Superannuation and wealth management consultant, and former financial adviser, Harry Chemay says his reading of the bill is that trustees won’t be required to check every piece of advice.

“This is an amendment to a piece of legislation that already exists right now,” Chemay tells Professional Planner.

“That basically says if a super fund gets a member request from an external adviser and it all checks, then by all means sure, the super fund is able to make a direct payment to the adviser. This is just a clarification, and the explanatory memorandum says that.”

Jonathan Steffanoni, former managing partner of QMV Legal and now with Legal & Prudential, says the changes to the law aren’t substantive.

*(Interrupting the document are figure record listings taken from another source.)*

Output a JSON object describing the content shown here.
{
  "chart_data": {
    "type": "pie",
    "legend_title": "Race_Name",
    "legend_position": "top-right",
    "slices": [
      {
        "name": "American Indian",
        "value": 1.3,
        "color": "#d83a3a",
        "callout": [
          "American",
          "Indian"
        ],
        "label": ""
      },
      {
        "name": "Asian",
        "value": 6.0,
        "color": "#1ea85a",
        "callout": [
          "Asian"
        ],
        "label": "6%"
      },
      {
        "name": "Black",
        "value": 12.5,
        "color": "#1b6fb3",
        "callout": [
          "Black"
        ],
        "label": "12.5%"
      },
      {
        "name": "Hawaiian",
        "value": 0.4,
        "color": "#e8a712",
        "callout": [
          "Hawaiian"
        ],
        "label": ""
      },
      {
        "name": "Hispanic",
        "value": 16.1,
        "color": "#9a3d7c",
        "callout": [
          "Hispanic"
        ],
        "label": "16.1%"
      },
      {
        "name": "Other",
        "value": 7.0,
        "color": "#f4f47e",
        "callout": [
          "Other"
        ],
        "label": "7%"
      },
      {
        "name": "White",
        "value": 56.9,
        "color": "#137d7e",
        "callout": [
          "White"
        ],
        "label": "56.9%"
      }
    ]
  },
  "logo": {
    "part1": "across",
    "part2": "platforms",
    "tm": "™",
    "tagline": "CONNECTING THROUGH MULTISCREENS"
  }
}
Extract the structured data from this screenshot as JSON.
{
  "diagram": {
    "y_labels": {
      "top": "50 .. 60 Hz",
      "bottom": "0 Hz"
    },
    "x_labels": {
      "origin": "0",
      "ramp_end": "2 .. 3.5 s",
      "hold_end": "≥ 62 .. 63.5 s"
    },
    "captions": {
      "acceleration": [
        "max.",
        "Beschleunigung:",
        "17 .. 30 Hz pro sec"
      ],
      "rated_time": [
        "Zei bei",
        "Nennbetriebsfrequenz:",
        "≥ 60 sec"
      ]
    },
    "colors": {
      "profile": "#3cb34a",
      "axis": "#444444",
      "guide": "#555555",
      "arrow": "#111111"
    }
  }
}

“It’s not considered to be a big deal,” Steffanoni says, contending the tabled legislation won’t change how s99FA currently operates, other than making it less ambiguous.

“I get the sense some of the concern may have been resulting [from] the list of requirements and obligations that are placed on the trustee to assure themselves that it’s appropriate for the fees to be deducted,” Steffanoni says.

He adds the list of conditions trustees need to meet before a member’s account can be charged remains consistent with the existing law.